The cost of borrowing the yuan in Hong Kong has surged periodically over the last 18 months, each time helping to push the yuan up against the dollar. Higher short-term borrowing costs make it more expensive for investors to short, or bet on a decline in, the yuan, which often forces them to buy back yuan and sell dollars as they give up on those bets.

"We're seeing quite a big positioning washout happening" said Khoon Goh, head of Asia research at ANZ in Singapore.

One difference this time is that the yuan has already been appreciating against the dollar, one of many major global currencies that rose against the greenback in recent weeks. The Chinese currency is on track to gain nearly 2% against the dollar in the offshore market this month.

The suspected intervention by the Chinese central bank in recent days comes after ratings firm Moody's Investors Service last week downgraded China's credit rating and warned about the country's high levels of debt.

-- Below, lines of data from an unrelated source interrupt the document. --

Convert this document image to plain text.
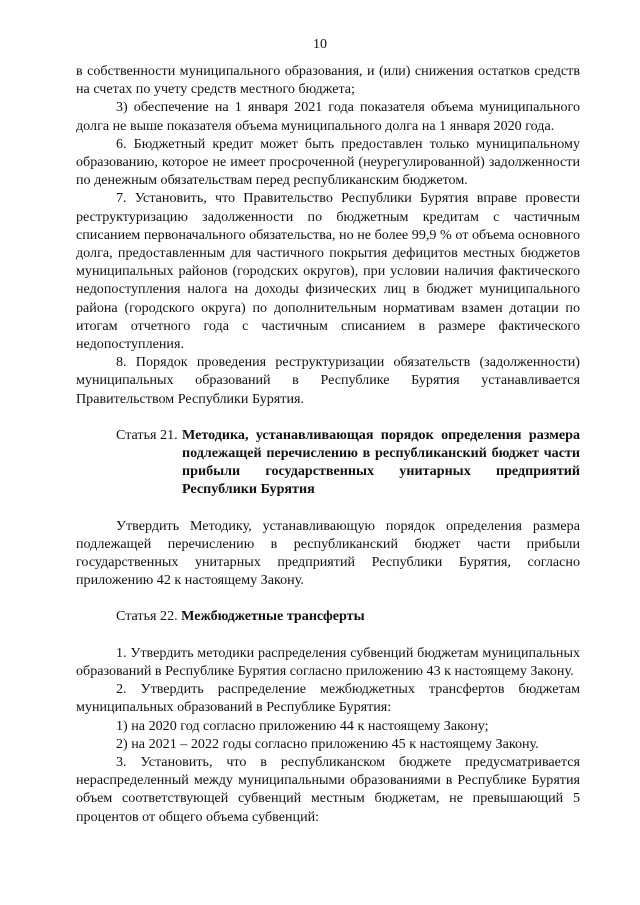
10

в собственности муниципального образования, и (или) снижения остатков средств на счетах по учету средств местного бюджета;

3) обеспечение на 1 января 2021 года показателя объема муниципального долга не выше показателя объема муниципального долга на 1 января 2020 года.

6. Бюджетный кредит может быть предоставлен только муниципальному образованию, которое не имеет просроченной (неурегулированной) задолженности по денежным обязательствам перед республиканским бюджетом.

7. Установить, что Правительство Республики Бурятия вправе провести реструктуризацию задолженности по бюджетным кредитам с частичным списанием первоначального обязательства, но не более 99,9 % от объема основного долга, предоставленным для частичного покрытия дефицитов местных бюджетов муниципальных районов (городских округов), при условии наличия фактического недопоступления налога на доходы физических лиц в бюджет муниципального района (городского округа) по дополнительным нормативам взамен дотации по итогам отчетного года с частичным списанием в размере фактического недопоступления.

8. Порядок проведения реструктуризации обязательств (задолженности) муниципальных образований в Республике Бурятия устанавливается Правительством Республики Бурятия.

Статья 21. Методика, устанавливающая порядок определения размера подлежащей перечислению в республиканский бюджет части прибыли государственных унитарных предприятий Республики Бурятия

Утвердить Методику, устанавливающую порядок определения размера подлежащей перечислению в республиканский бюджет части прибыли государственных унитарных предприятий Республики Бурятия, согласно приложению 42 к настоящему Закону.

Статья 22. Межбюджетные трансферты

1. Утвердить методики распределения субвенций бюджетам муниципальных образований в Республике Бурятия согласно приложению 43 к настоящему Закону.

2. Утвердить распределение межбюджетных трансфертов бюджетам муниципальных образований в Республике Бурятия:

1) на 2020 год согласно приложению 44 к настоящему Закону;

2) на 2021 – 2022 годы согласно приложению 45 к настоящему Закону.

3. Установить, что в республиканском бюджете предусматривается нераспределенный между муниципальными образованиями в Республике Бурятия объем соответствующей субвенций местным бюджетам, не превышающий 5 процентов от общего объема субвенций:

China has shifted to targeting stability in the yuan against the dollar this year, which had already helped curb investors' expectations for how much the yuan might fall in the coming months. The likely intervention in Hong Kong markets in recent days suggests China still felt the need to deter investors overseas from viewing the Moody's downgrade as a reason to turn bearish.

"It is a bit of an overreaction, but I wouldn't necessarily put it past them," Mr. Wolf said, referring to Chinese authorities.

China's central bank has recently been guiding the yuan to stronger-than-expected levels in the onshore market, another sign that it is seeking to bolster the currency. It has also tweaked the way it calculates its daily fix for the yuan-dollar pair, adding a "countercyclical" component that lets it exert more control over the yuan's value.

Investors appear to be responding to the Chinese central bank. In a shift, those using options are now bracing for further gains in the offshore yuan over the next month.

The one-month risk reversal for the dollar against the yuan turned negative on Friday, which means bearish put options on the dollar against the offshore yuan are now more expensive than bullish call options. Investors would typically buy bearish put options on the currency pair if they expect the dollar to fall against the yuan over a specific period. An options contract grants the right to buy or sell the underlying asset.

That risk reversal is now at its most negative level ever, according to Thomson Reuters data going back to 2013. However, longer-dated risk reversals remain positive, suggesting investors are still bracing for yuan depreciation over the next few months.

"The bias is now shifting to one which is favoring short-term [yuan] appreciation," said Eddie Cheung, Asia currency strategist at Standard Chartered Bank.